Closed nichogenius closed 7 years ago
Already got some idea about the "replace" instead of "preg_replace", but mostly the preg_replace was used in the samples so I didn't take this step, we will see if this approach is better or not now :)
Thanks for the the work
It looks like you have several strings of base64 text as samples... the problem with doing that is that each input string run through a base64 encoder can give 3 unique outputs depending on where the first character of your target match was during the encoding phase.
To illustrate, try the following: base64_encode("base64_decode"); // --> YmFzZTY0X2RlY29kZQ== //'b' at index 0 base64_encode(" base64_decode"); // --> IGJhc2U2NF9kZWNvZGU= //'b' at index 1 base64_encode("( base64_decode"); // --> KCBiYXNlNjRfZGVjb2Rl //'b' at index 2 base64_encode("l( base64_decode"); // --> bCggYmFzZTY0X2RlY29kZQ== //'b' at index 3 - repeat of 0
//Notice how the 1st and 4th lines are mostly the same as we would expect, but the 2nd and 3rd lines are different from the others.
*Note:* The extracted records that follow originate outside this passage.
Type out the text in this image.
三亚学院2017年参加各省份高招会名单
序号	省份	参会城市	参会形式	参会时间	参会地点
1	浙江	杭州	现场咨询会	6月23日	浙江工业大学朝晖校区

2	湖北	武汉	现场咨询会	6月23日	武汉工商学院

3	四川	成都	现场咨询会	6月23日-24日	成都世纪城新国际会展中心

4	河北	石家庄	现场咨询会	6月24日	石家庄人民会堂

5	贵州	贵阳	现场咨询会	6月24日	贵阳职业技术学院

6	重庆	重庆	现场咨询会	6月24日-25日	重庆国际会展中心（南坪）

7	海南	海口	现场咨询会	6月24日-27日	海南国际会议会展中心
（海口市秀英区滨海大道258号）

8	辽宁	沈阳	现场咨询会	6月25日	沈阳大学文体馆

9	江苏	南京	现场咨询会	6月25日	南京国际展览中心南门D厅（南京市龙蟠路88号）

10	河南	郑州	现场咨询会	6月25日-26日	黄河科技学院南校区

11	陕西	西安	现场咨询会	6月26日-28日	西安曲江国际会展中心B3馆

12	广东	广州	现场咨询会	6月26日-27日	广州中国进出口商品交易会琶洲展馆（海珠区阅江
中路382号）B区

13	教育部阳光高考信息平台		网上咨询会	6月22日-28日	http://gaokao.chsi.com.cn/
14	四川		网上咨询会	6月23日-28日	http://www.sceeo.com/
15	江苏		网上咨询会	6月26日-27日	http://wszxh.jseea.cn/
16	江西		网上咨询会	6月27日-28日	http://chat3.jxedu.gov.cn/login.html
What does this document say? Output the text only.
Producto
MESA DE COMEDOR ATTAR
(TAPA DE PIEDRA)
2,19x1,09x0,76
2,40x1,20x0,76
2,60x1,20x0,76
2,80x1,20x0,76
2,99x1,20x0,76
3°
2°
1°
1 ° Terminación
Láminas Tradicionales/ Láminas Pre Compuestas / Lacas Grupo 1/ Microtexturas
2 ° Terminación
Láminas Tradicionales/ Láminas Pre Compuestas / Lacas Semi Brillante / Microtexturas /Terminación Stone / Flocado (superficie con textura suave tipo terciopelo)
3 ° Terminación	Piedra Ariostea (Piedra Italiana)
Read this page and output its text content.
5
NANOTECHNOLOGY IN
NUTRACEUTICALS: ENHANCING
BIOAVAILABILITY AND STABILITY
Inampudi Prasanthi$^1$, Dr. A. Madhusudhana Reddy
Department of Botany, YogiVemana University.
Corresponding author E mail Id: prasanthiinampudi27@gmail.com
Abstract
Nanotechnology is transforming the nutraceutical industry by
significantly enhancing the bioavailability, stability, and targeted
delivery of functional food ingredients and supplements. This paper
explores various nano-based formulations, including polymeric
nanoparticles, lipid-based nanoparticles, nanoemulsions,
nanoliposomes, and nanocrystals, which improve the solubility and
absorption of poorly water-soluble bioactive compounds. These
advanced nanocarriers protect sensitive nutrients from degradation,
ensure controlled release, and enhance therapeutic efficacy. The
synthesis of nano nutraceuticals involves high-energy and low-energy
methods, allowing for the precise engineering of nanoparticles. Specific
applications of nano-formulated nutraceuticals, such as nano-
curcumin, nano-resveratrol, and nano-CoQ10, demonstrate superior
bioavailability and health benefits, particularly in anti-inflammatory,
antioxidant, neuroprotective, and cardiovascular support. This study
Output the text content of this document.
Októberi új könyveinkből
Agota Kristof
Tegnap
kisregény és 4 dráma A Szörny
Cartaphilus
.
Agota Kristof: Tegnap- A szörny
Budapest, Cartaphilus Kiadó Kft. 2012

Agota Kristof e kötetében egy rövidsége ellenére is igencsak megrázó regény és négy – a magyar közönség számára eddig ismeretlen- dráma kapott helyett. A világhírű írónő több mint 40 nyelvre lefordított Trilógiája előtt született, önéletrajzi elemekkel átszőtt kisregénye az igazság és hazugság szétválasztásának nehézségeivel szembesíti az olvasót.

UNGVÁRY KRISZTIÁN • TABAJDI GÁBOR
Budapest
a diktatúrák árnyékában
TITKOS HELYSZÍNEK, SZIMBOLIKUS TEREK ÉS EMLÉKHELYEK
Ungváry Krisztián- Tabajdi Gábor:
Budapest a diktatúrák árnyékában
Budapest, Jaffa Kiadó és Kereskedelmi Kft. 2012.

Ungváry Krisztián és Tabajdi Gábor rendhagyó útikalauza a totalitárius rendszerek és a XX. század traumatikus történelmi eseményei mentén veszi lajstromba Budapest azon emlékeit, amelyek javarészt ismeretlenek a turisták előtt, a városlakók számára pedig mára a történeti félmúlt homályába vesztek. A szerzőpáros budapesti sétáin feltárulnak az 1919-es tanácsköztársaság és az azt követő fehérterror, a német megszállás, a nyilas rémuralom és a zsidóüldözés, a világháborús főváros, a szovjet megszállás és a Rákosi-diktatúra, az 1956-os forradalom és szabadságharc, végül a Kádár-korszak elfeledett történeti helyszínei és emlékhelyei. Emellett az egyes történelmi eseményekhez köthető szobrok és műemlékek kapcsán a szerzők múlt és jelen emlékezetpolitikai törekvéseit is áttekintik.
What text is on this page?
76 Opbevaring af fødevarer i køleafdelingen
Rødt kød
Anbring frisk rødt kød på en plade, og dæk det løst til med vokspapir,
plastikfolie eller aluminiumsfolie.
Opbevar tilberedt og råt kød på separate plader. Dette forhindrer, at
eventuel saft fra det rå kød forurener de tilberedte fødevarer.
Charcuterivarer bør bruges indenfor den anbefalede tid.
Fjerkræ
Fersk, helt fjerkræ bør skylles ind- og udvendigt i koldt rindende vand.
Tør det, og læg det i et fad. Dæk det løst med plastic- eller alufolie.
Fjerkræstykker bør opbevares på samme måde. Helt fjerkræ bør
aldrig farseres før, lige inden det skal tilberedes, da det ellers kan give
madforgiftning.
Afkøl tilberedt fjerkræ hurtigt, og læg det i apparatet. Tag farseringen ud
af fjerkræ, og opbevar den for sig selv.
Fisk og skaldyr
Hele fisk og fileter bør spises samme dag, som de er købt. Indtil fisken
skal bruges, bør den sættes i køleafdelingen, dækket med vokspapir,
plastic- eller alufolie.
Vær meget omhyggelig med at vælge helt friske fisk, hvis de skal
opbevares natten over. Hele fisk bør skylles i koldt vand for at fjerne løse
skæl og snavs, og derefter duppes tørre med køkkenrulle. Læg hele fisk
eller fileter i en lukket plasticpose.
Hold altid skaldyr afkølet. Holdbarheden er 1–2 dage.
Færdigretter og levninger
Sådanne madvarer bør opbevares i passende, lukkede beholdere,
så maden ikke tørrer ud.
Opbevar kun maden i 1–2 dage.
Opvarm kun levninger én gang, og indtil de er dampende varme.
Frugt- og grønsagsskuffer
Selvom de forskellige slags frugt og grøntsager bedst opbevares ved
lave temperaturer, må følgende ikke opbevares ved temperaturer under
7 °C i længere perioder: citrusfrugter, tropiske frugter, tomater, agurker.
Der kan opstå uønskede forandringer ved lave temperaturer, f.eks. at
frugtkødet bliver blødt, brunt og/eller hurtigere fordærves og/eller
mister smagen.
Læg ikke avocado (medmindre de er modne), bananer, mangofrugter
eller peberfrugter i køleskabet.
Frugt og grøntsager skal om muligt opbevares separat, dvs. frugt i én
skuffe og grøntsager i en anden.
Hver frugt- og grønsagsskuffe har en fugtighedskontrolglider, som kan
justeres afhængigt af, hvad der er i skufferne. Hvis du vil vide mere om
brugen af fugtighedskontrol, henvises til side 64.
Even though the plain text is very similar, the base64 output is drastically different. This is due to the 8 bit to 6 bit character size conversion. Any ascii string will generate 3 unique base64 strings. Accounting for these should greatly enhance the ability to detect obfuscated PHP code with base64 samples.
My updates replicated existing base64 examples with different offsets. I also trimmed the existing samples to match the maximum safe sample as edge characters can be modified by the preceding and following characters.